# Water Spider and Leaf Legged Shield Bug



## PixelRabbit (Apr 8, 2012)

Couple I just finished editing. 
 This is the best one of the Shield Bug yet!  Rather "dusty" creatures.
Wish there was a bit more sharpness in the water spider but he was pretty far offshore. Still pretty happy with the result.

C&C welcome and appreciated as always 




Water Spider Hunting by Judi Smelko, on Flickr




Leaf Legged Shield Bug by Judi Smelko, on Flickr


----------



## 480sparky (Apr 8, 2012)




----------



## cgipson1 (Apr 8, 2012)

Nice shots!


----------



## PixelRabbit (Apr 8, 2012)

Thanks Sparky and Charlie


----------



## myeyedea (Apr 8, 2012)

Very nice shot indeed! I love the reflections in the first pic.


----------



## PixelRabbit (Apr 8, 2012)

Thanks Myeyedea


----------



## pgriz (Apr 8, 2012)

Very nice.  You're going to give Charlie and Orionbytes a run for their money...


----------



## cgipson1 (Apr 8, 2012)

pgriz said:


> Very nice.  You're going to give Charlie and Orionbytes a run for their money...

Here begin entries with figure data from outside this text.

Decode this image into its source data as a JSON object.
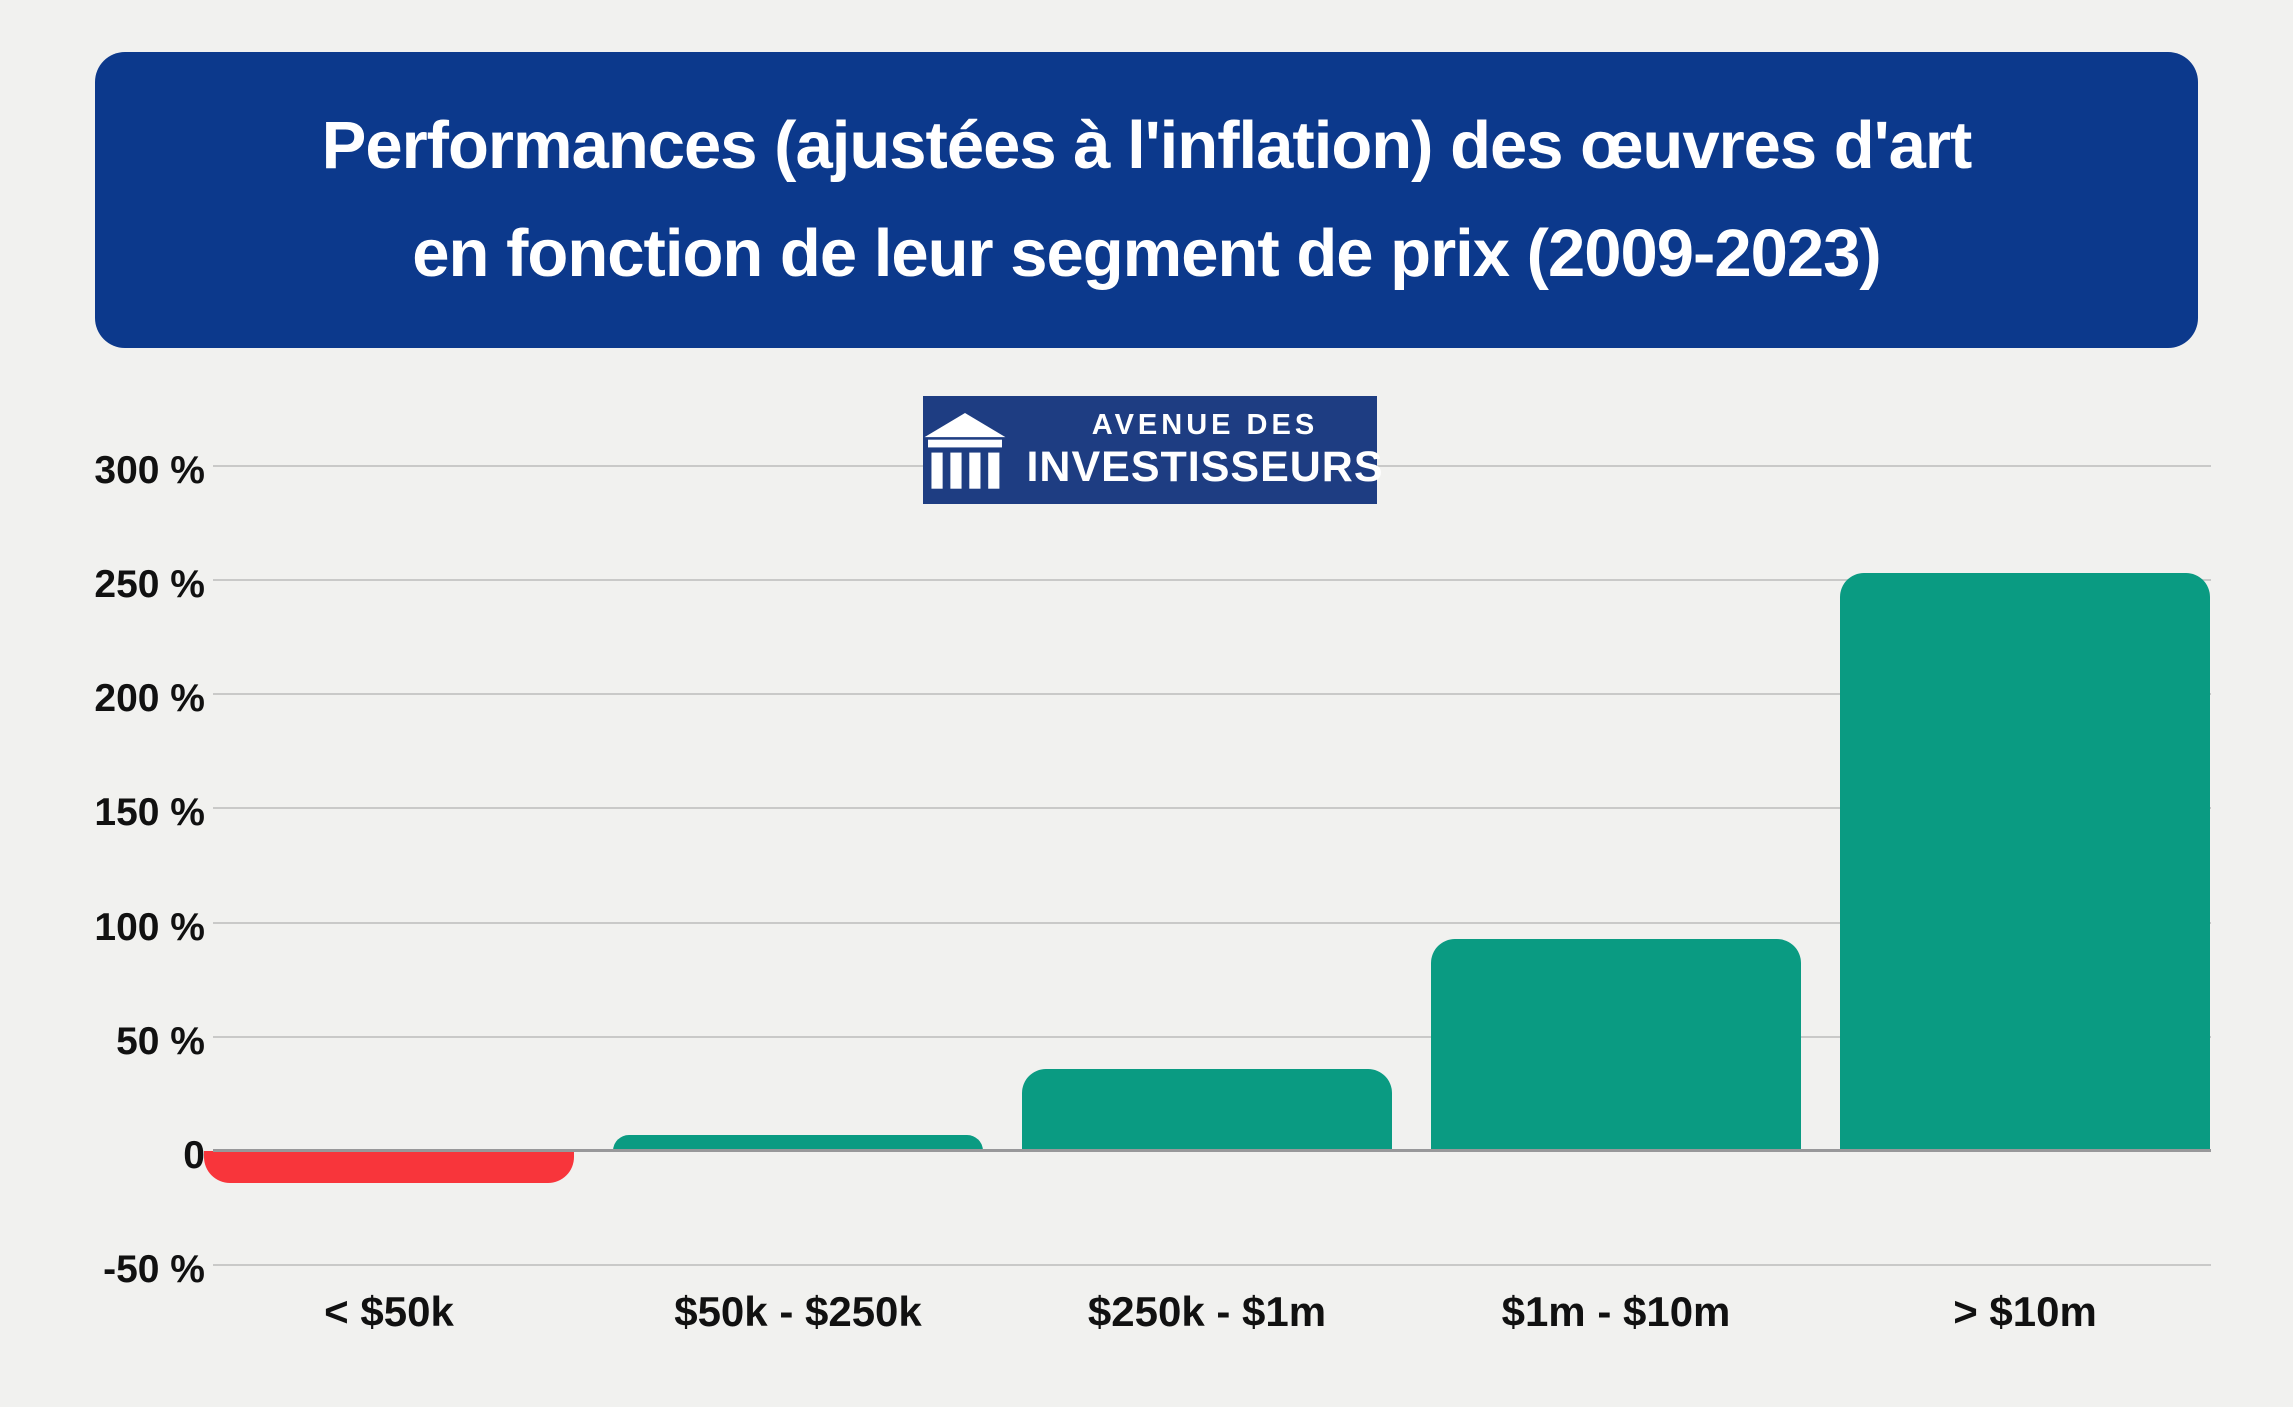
{
  "page": {
    "background": "#f1f1ef"
  },
  "banner": {
    "title_line1": "Performances (ajustées à l'inflation) des œuvres d'art",
    "title_line2": "en fonction de leur segment de prix (2009-2023)",
    "background": "#0c398c",
    "text_color": "#ffffff"
  },
  "logo": {
    "line1": "AVENUE DES",
    "line2": "INVESTISSEURS",
    "background": "#1e3d82",
    "icon": "temple-columns-icon"
  },
  "chart_data": {
    "type": "bar",
    "title": "Performances (ajustées à l'inflation) des œuvres d'art en fonction de leur segment de prix (2009-2023)",
    "categories": [
      "< $50k",
      "$50k - $250k",
      "$250k - $1m",
      "$1m - $10m",
      "> $10m"
    ],
    "values": [
      -14,
      7,
      36,
      93,
      253
    ],
    "unit": "%",
    "xlabel": "",
    "ylabel": "",
    "ylim": [
      -50,
      300
    ],
    "grid": true,
    "legend": false,
    "yticks": [
      {
        "v": 300,
        "label": "300 %"
      },
      {
        "v": 250,
        "label": "250 %"
      },
      {
        "v": 200,
        "label": "200 %"
      },
      {
        "v": 150,
        "label": "150 %"
      },
      {
        "v": 100,
        "label": "100 %"
      },
      {
        "v": 50,
        "label": "50 %"
      },
      {
        "v": 0,
        "label": "0"
      },
      {
        "v": -50,
        "label": "-50 %"
      }
    ],
    "positive_color": "#0a9b82",
    "negative_color": "#f8353b",
    "bar_colors": [
      "#f8353b",
      "#0a9b82",
      "#0a9b82",
      "#0a9b82",
      "#0a9b82"
    ],
    "gridline_color": "#c9c9c8",
    "zero_line_color": "#98989a"
  }
}
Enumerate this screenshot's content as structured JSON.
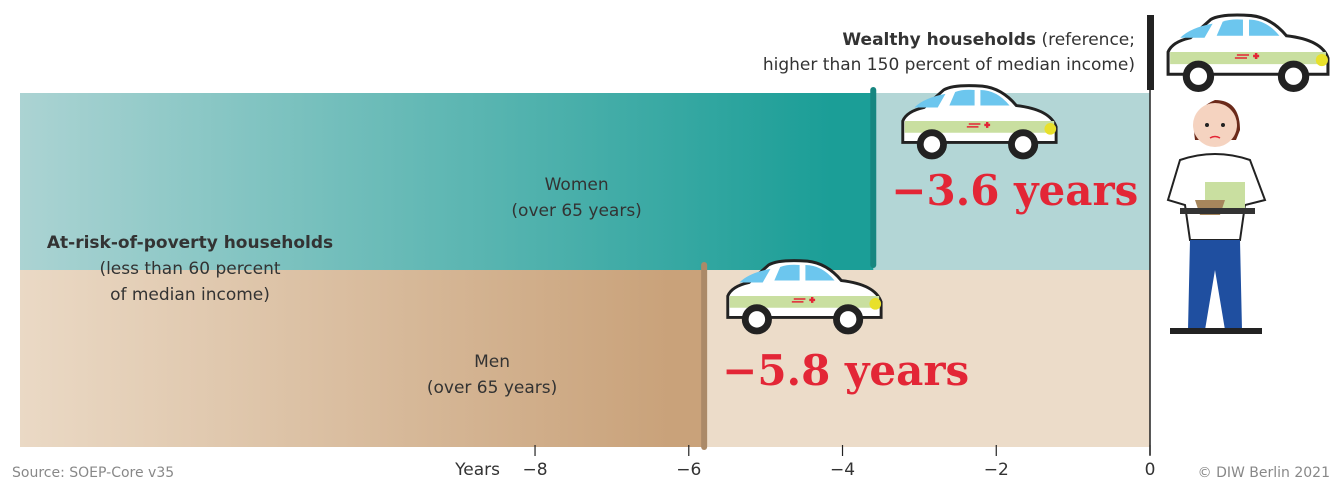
{
  "chart_data": {
    "type": "bar",
    "reference_label": {
      "title": "Wealthy households",
      "note": [
        "(reference;",
        "higher than 150 percent of median income)"
      ]
    },
    "group_label": {
      "title": "At-risk-of-poverty households",
      "note": [
        "(less than 60 percent",
        "of median income)"
      ]
    },
    "categories": [
      "Women",
      "Men"
    ],
    "category_notes": [
      "(over 65 years)",
      "(over 65 years)"
    ],
    "values": [
      -3.6,
      -5.8
    ],
    "value_labels": [
      "−3.6 years",
      "−5.8 years"
    ],
    "colors": [
      "#1b9e97",
      "#c9a27a"
    ],
    "band_colors": [
      "#b3d6d6",
      "#ecdcc9"
    ],
    "label_color": "#e32636",
    "xlabel": "Years",
    "xlim": [
      -14.7,
      0
    ],
    "xticks": [
      {
        "value": -8,
        "label": "−8"
      },
      {
        "value": -6,
        "label": "−6"
      },
      {
        "value": -4,
        "label": "−4"
      },
      {
        "value": -2,
        "label": "−2"
      },
      0
    ],
    "source": "Source: SOEP-Core v35",
    "credit": "© DIW Berlin 2021"
  }
}
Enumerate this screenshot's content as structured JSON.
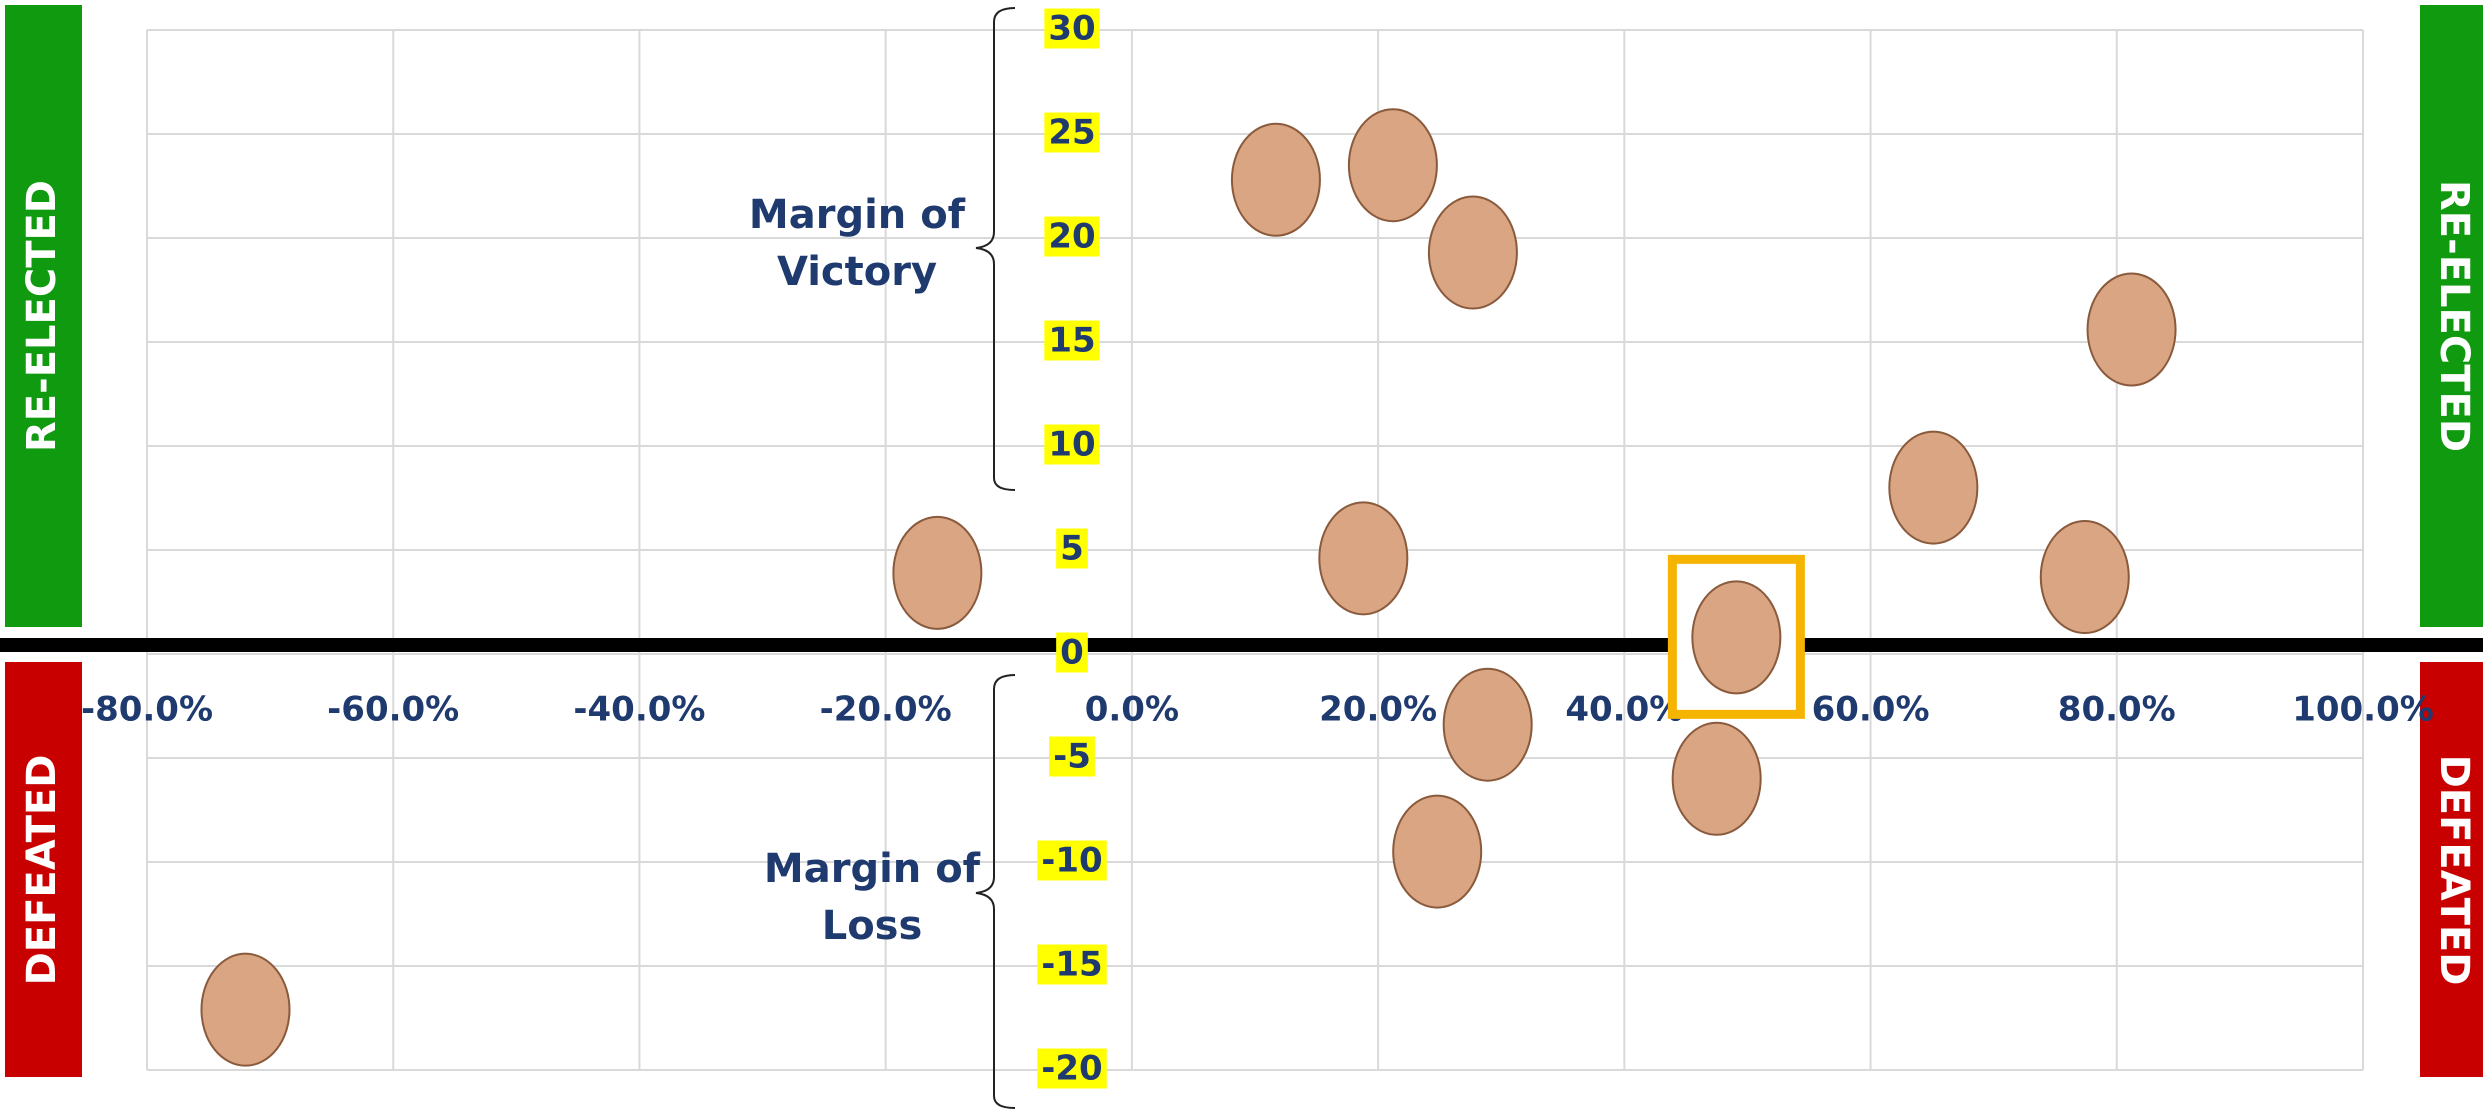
{
  "chart_data": {
    "type": "scatter",
    "x": [
      11.7,
      21.2,
      27.7,
      81.2,
      65.1,
      77.4,
      -15.8,
      18.8,
      49.1,
      28.9,
      47.5,
      24.8,
      -72.0
    ],
    "values": [
      22.8,
      23.5,
      19.3,
      15.6,
      8.0,
      3.7,
      3.9,
      4.6,
      0.8,
      -3.4,
      -6.0,
      -9.5,
      -17.1
    ],
    "color": "#d9a583",
    "highlight": {
      "index": 8,
      "color": "#f5b400"
    },
    "xlim": [
      -80,
      100
    ],
    "xticks": [
      {
        "value": -80,
        "label": "-80.0%"
      },
      {
        "value": -60,
        "label": "-60.0%"
      },
      {
        "value": -40,
        "label": "-40.0%"
      },
      {
        "value": -20,
        "label": "-20.0%"
      },
      {
        "value": 0,
        "label": "0.0%"
      },
      {
        "value": 20,
        "label": "20.0%"
      },
      {
        "value": 40,
        "label": "40.0%"
      },
      {
        "value": 60,
        "label": "60.0%"
      },
      {
        "value": 80,
        "label": "80.0%"
      },
      {
        "value": 100,
        "label": "100.0%"
      }
    ],
    "ylim": [
      -20,
      30
    ],
    "yticks": [
      -20,
      -15,
      -10,
      -5,
      0,
      5,
      10,
      15,
      20,
      25,
      30
    ],
    "grid": true,
    "annotations": {
      "victory": [
        "Margin of",
        "Victory"
      ],
      "loss": [
        "Margin of",
        "Loss"
      ]
    },
    "banners": {
      "left_top": "RE-ELECTED",
      "left_bottom": "DEFEATED",
      "right_top": "RE-ELECTED",
      "right_bottom": "DEFEATED"
    }
  }
}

Alright.. that does it! No more macro tips for Pixel!  
.
.
.
.
.
.
.
.
.
.
.
.
.
.
.
.
(just kidding!)   LOL!


----------



## Kazzy (Apr 9, 2012)

They are both great, but I LOVE the first one best.


----------



## PixelRabbit (Apr 9, 2012)

Thanks Pgriz! I'm sneakin' up on them slowwwly lol 
Charlie  
Thanks Kaz


----------



## Thunder_o_b (Apr 9, 2012)

Very nice, the second one sure is an odd looker.


----------



## PixelRabbit (Apr 9, 2012)

Thanks Thunder, the shield bugs are in a greenhouse with fig trees. Apparently they aren't the nicest bug, our cat is an avid bug hunter and consumer and flinches at the sight of them and won't go near them lol


----------